Spelers moeten elkaar af gooien, maar mogen niet lopen met de bal.
- Ben je af, dan loop je als een zombie naar de bank en gaat er op staan.
- Wordt er een bal gevangen, en roept iemand 'zombie bal'! dan is iedereen weer vrij.
- Je mag ook vanaf de bank degene die jou raakte proberen af te gooien. Ook dan mag je weer het veld in.
Kan ook met 2 teams.
Circuit:
- Zig-zag partoon met platte markers: voor en achteruit lopen, let op lichte pas, vooral voorvoet.
- Dribbel daarna naar:
- Doeltje aan zijkant naast middellijn, zet er een bank voor. Maak sprongschot.
- Links van het doel 5 pionnen: dribbelslalom
- Maak koprol op de mat.
- Vervolgens naar rechts, staat een pion op 6 meter, zeer schuin voor het doel. Maak sprongschot op 2 pionnen die in het doel staan.
Op 3 posities, binnen de 9 meter, markeercirkels neerleggen.
- 2 voor de null-pass, daarna rechts-links-rechts of links-rechts-links.
- Niet springen.
- Op 1 been staand eindigen en naar voren vallen mag.
- Opstellen volledig team aan ene kant, team zonder keeper aan andere kant.
- De spelers gaan aanvallend verdedigen en blijven letten op spelers achter.
- Onderschepping is een punt en doelpunt is een punt.
- Beide kanten starten met een medicijnbal in gestrekte armen uit te stappen op de pionnen.
- Als je terug in de hoek bent ren je naar de bank, daar pakt je een bal en sprint met twee benen tegelijk op de bank.
- Bij het afspringen van de bank staat de bank tussen je benen.
- Je heb je arm in schothouding.
- Als je de hele bank hebt gehad neem je drie passen en schiet je op doel.
- Snel de bal weer halen en dan in de hoepels springen met twee benen in elke hoepel.
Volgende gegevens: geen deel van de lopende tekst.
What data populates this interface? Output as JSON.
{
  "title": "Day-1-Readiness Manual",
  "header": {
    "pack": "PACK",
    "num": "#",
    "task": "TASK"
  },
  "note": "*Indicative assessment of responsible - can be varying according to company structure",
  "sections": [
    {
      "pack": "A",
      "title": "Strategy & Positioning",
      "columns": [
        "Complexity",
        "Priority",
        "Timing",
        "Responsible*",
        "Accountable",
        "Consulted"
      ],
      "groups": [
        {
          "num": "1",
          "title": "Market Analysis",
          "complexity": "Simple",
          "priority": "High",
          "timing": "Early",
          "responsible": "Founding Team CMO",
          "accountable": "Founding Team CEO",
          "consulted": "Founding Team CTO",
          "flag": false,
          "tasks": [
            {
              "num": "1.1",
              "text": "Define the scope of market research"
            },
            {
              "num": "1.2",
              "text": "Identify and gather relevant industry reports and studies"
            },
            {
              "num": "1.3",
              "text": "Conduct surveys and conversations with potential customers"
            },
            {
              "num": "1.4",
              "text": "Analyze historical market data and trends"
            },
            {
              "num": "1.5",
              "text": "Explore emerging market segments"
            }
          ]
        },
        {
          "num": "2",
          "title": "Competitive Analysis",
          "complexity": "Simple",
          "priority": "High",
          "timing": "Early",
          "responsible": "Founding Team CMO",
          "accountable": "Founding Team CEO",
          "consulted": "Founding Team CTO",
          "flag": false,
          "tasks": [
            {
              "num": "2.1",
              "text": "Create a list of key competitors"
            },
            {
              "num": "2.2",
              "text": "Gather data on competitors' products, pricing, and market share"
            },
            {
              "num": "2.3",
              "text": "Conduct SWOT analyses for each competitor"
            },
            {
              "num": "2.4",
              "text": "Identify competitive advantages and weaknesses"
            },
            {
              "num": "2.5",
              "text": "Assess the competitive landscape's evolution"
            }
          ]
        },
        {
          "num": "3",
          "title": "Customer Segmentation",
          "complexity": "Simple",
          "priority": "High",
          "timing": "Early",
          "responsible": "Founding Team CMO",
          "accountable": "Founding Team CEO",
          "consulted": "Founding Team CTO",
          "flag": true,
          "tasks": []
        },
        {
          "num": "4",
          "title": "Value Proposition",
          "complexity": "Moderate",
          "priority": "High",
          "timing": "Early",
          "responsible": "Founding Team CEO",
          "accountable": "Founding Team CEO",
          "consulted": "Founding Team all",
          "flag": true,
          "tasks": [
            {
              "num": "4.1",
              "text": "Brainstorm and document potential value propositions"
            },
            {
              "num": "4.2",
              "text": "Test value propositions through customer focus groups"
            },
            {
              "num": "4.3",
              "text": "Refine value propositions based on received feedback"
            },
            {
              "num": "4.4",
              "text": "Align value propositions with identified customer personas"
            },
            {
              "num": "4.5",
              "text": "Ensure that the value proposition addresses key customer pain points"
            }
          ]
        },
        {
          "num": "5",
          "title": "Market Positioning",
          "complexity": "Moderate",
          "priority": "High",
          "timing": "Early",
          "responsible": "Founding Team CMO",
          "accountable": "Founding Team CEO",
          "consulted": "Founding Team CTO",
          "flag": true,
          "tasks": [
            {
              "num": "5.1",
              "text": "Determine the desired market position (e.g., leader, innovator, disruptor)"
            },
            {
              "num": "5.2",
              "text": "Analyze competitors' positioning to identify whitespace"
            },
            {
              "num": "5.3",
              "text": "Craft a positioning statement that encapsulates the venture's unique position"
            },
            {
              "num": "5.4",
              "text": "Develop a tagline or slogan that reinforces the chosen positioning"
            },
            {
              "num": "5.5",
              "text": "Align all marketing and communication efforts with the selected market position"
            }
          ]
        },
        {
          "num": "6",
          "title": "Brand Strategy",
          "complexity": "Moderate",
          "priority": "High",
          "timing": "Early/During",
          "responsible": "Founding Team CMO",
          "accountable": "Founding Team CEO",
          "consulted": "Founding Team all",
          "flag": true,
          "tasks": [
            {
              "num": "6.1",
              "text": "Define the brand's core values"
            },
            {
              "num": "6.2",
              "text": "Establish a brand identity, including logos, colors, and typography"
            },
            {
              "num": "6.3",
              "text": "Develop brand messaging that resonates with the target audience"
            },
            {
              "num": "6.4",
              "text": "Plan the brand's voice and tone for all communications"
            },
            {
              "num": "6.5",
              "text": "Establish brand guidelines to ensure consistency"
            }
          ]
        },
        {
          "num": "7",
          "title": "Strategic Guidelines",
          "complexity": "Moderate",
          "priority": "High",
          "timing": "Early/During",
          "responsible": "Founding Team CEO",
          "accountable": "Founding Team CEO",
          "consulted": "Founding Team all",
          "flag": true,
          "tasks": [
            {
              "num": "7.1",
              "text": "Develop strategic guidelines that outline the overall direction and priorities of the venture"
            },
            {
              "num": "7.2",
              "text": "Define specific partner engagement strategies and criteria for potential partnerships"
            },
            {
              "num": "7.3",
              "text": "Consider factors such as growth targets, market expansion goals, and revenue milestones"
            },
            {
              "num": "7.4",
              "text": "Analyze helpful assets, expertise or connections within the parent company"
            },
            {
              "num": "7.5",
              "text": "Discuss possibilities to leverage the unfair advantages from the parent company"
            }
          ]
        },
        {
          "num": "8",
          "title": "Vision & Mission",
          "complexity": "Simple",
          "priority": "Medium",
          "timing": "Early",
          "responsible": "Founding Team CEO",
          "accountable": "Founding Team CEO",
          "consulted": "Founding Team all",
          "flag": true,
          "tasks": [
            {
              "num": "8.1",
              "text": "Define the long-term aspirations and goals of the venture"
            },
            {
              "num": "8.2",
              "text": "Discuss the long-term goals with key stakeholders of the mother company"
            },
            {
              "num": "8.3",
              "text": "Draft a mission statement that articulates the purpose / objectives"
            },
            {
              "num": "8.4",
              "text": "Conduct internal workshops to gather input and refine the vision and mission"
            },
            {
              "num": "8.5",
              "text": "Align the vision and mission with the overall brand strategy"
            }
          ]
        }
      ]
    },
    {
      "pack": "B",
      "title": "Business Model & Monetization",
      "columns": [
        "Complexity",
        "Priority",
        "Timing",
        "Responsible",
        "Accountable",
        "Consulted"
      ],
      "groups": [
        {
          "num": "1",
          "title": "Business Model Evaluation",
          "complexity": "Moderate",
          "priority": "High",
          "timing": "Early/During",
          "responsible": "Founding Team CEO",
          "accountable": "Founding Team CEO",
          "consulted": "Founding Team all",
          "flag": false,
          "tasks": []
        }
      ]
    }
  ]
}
- Dan schiet je weer op doel en haal je de bal.
- Twee rijtjes tegenover elkaar langs de zijlijn.
- Aan weerszijden starten twee speelsters 1 met bal, 1 zonder bal
- Op 3 meter afstand word de bal naar de trainer gespeeld (middenlijn)
- Spelers lopen om de pion heen.
- Krijgen bal aangespeeld, spelen over en rond af op doel
- Open zwaaien (armen van links naar rechts, been beweegt mee), steeds iets verder zwaaien
- Armen zwaaien en dribbelen (voor en achter en tegenovergesteld)
- Monsterwalks - laag zitten 10 passen voor, 10 passen naar achter
- Crabwalks (idem maar zijwaarts) let op knieën
- Duckwalks (nog lager) 5 passen
- Dribbelen en naar number 4 (1 been op knie en afwisselen)
- Hhigh knees, 10 passen
- Lunge (1 been naar achteren) en bovenlichaam roteren - wisselen
- Lunge - heup naar voren, armen gestrekt omhoog - daarna schuin naar voren hangen - daarna hammy rocken (hamstrings, tenen omhoog)
- Ruitenwisser - zittend, benen gespreid, steeds 1 knie naar binnen, 1 knie naar buiten bewegen
- Daarna aan 1 kant doordraaien en vasthouden
- 1 been achter, 1 been voor, eerst gehoeekt, buigen naar knie
- daarna gestrekt en weer buigen en voet vastpakken
- daarna in deze houding arm in en uit draaien
- Planking, voorwaarts en zijwaarts met uitdraaien
- 123 in T vorm (voor links rechts achter / voor rechts links achter)
- Squat jumps (kort)
- Sprongen - 123 hoog (met 2 benen en met 1 been- ook landen op 1)
- Pogo- squat of squat links/rechts (snap-down)
- Push-up 4 keer side
- Vierkantje - voor - achter zijwaarts - voor-achter- zijwaarts, etc.